By Billy Morton•
13 March 2015
The MLS season kicked off this weekend with a lot of fanfare, with the introduction of new teams (‘franchises’ ergh) and new marquee players. Kaka, David Villa, and Seb Hines are amongst the new superstars to grace the pitch in the land of the free and home of the brave. Seb Hines? That would be ex-Middlesbrough defender Sebastian Tony Hines (note to editor, that’s my Boro reference, I’m allowed one a post). These big names are slightly eclipsing some other new additions to the American soccer scene, mainly the major sponsorship deals.
Audi of America are now the competition’s official auto supplier, and have paid a pretty penny for the right to be the presenting sponsors of the play-offs. Rumours have it that this is Audi’s largest ever U.S. sports marketing expenditure. This is just one of a few deals that the MLS has managed to attract in the last year, the American’s interest in the beautiful game typically fades following a major tournament, but the scale of these sponsors and with Heineken, Chipotle, Etihad Airways and Advocare amongst those involved, has the MLS and American soccer in general, finally found some staying power?

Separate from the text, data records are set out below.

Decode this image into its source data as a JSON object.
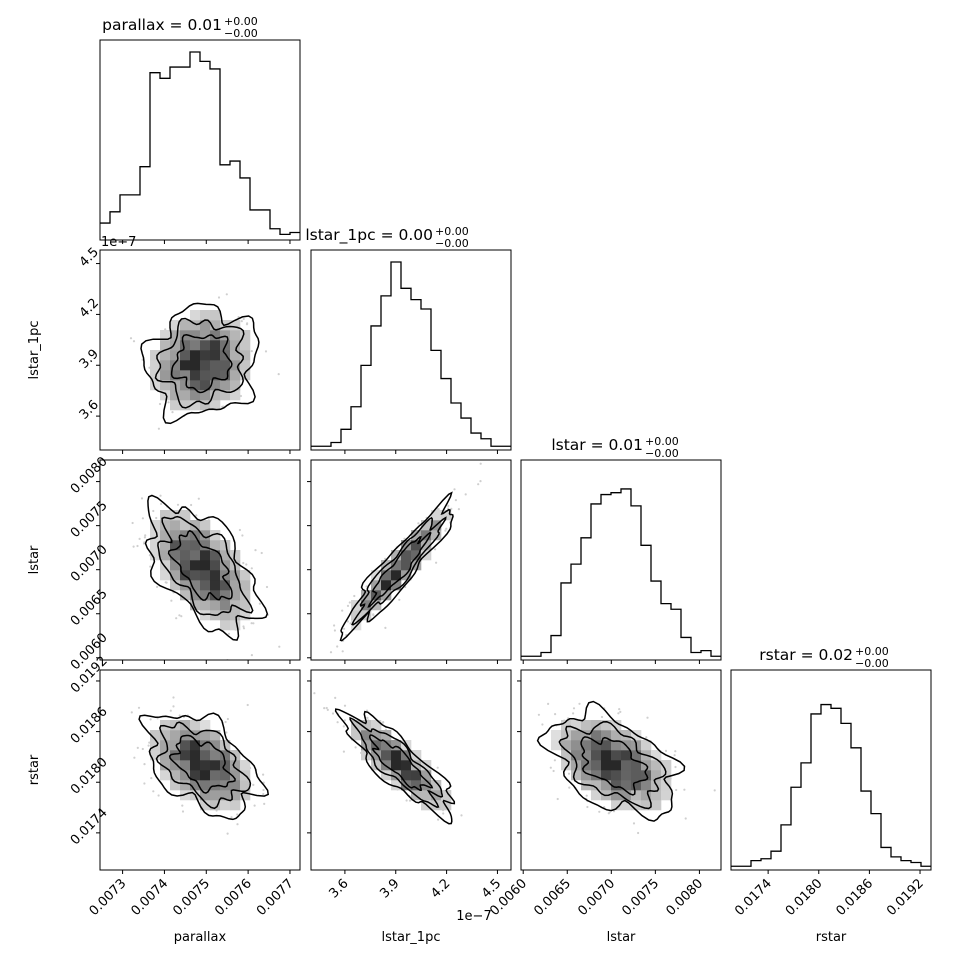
{
  "chart_data": {
    "type": "corner",
    "parameters": [
      "parallax",
      "lstar_1pc",
      "lstar",
      "rstar"
    ],
    "titles": [
      {
        "param": "parallax",
        "text": "parallax = 0.01",
        "sup": "+0.00",
        "sub": "−0.00"
      },
      {
        "param": "lstar_1pc",
        "text": "lstar_1pc = 0.00",
        "sup": "+0.00",
        "sub": "−0.00"
      },
      {
        "param": "lstar",
        "text": "lstar = 0.01",
        "sup": "+0.00",
        "sub": "−0.00"
      },
      {
        "param": "rstar",
        "text": "rstar = 0.02",
        "sup": "+0.00",
        "sub": "−0.00"
      }
    ],
    "axis_labels": {
      "x": [
        "parallax",
        "lstar_1pc",
        "lstar",
        "rstar"
      ],
      "y": [
        "",
        "lstar_1pc",
        "lstar",
        "rstar"
      ]
    },
    "offset_labels": {
      "lstar_1pc_x": "1e−7",
      "lstar_1pc_y": "1e−7"
    },
    "ranges": {
      "parallax": [
        0.007246,
        0.007724
      ],
      "lstar_1pc": [
        3.4e-07,
        4.58e-07
      ],
      "lstar": [
        0.005975,
        0.008245
      ],
      "rstar": [
        0.01696,
        0.01933
      ]
    },
    "ticks": {
      "parallax": {
        "values": [
          0.0073,
          0.0074,
          0.0075,
          0.0076,
          0.0077
        ],
        "labels": [
          "0.0073",
          "0.0074",
          "0.0075",
          "0.0076",
          "0.0077"
        ]
      },
      "lstar_1pc": {
        "values": [
          3.6e-07,
          3.9e-07,
          4.2e-07,
          4.5e-07
        ],
        "labels": [
          "3.6",
          "3.9",
          "4.2",
          "4.5"
        ]
      },
      "lstar": {
        "values": [
          0.006,
          0.0065,
          0.007,
          0.0075,
          0.008
        ],
        "labels": [
          "0.0060",
          "0.0065",
          "0.0070",
          "0.0075",
          "0.0080"
        ]
      },
      "rstar": {
        "values": [
          0.0174,
          0.018,
          0.0186,
          0.0192
        ],
        "labels": [
          "0.0174",
          "0.0180",
          "0.0186",
          "0.0192"
        ]
      }
    },
    "histograms": {
      "parallax": [
        0.09,
        0.15,
        0.24,
        0.24,
        0.39,
        0.89,
        0.86,
        0.92,
        0.92,
        1.0,
        0.95,
        0.91,
        0.4,
        0.42,
        0.33,
        0.16,
        0.16,
        0.06,
        0.03,
        0.04
      ],
      "lstar_1pc": [
        0.02,
        0.02,
        0.04,
        0.11,
        0.23,
        0.45,
        0.66,
        0.82,
        1.0,
        0.86,
        0.8,
        0.75,
        0.53,
        0.38,
        0.25,
        0.17,
        0.09,
        0.06,
        0.02,
        0.02
      ],
      "lstar": [
        0.02,
        0.02,
        0.04,
        0.13,
        0.41,
        0.51,
        0.65,
        0.83,
        0.88,
        0.89,
        0.91,
        0.82,
        0.61,
        0.42,
        0.3,
        0.27,
        0.12,
        0.04,
        0.05,
        0.02
      ],
      "rstar": [
        0.02,
        0.02,
        0.05,
        0.06,
        0.1,
        0.24,
        0.44,
        0.57,
        0.83,
        0.88,
        0.86,
        0.78,
        0.65,
        0.42,
        0.3,
        0.12,
        0.07,
        0.05,
        0.04,
        0.02
      ]
    },
    "correlations": {
      "1,0": 0.1,
      "2,0": -0.55,
      "2,1": 0.93,
      "3,0": -0.45,
      "3,1": -0.85,
      "3,2": -0.45
    },
    "means": {
      "parallax": 0.00749,
      "lstar_1pc": 3.92e-07,
      "lstar": 0.00702,
      "rstar": 0.01822
    },
    "sigmas": {
      "parallax": 6.6e-05,
      "lstar_1pc": 1.6e-08,
      "lstar": 0.00036,
      "rstar": 0.0003
    },
    "contour_levels": [
      1.0,
      1.5,
      2.0
    ]
  }
}
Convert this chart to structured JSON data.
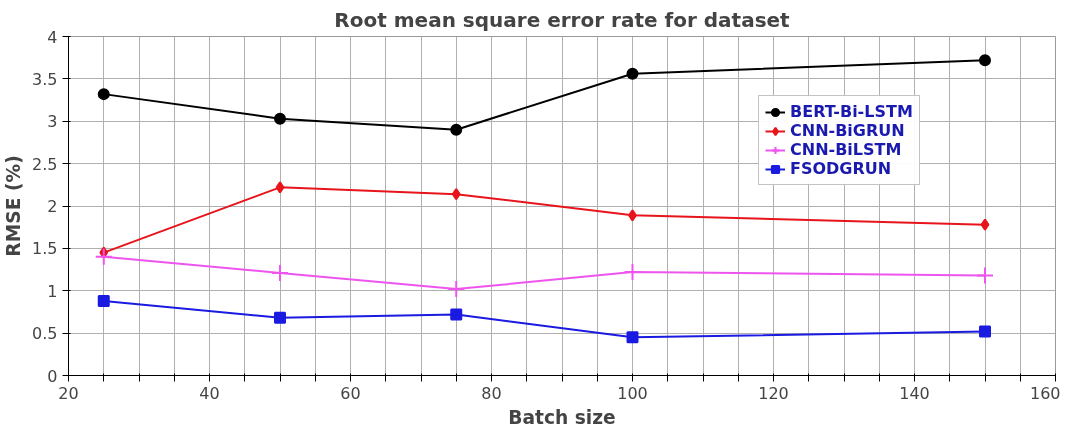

Big media companies and social networks have played their part in helping American soccer fans maintain a conversation following the usual World Cup ‘bump’. This continued awareness coupled with the new franchises in Orlando and New York means brands involved in the MLS have a legitimate messaging route/platform to real consumers. Orlando City and New York City are both much more carefully introduced and marketed, particularly compared to the ill-fated franchises of NASL. Market research and greater awareness of their own demographic, now make individual franchises a much more viable option for sponsors.
Perhaps it makes sense that sponsors and the commercial side of the MLS are excelling, compared to soccer on this side of the pond, it has a much stronger footing. English football is centuries old, and has an infrastructure that runs from Sunday league grass-roots right through to the glitz and glamour of the Premier League. The MLS was born into a commercial-savvy sporting environment, it thought through the geography, demographics, market environment, brand image, cultural identity and business benefits of its franchises. To put it simply, perhaps they’re better at football than us. Well, not actual football, when it comes to actual football, we win! YEAH!
A few questions remain however, will the strength of the new sponsorships lead to a stronger division? Rather than being viewed as something of a novelty in Europe, could it be a viable landing spot for non-American players? Will this help continue the growth and legitimacy of the American national team? Grass-roots participation in soccer is relatively high amongst America’s youth, but will it now be able to contend against the NFL and Baseball when it comes to recruiting the country’s best, young athletes?
Only time will tell, but with Golden Balls heading to Miami (maybe) and Seb Hines already lighting up Orlando, watch this space!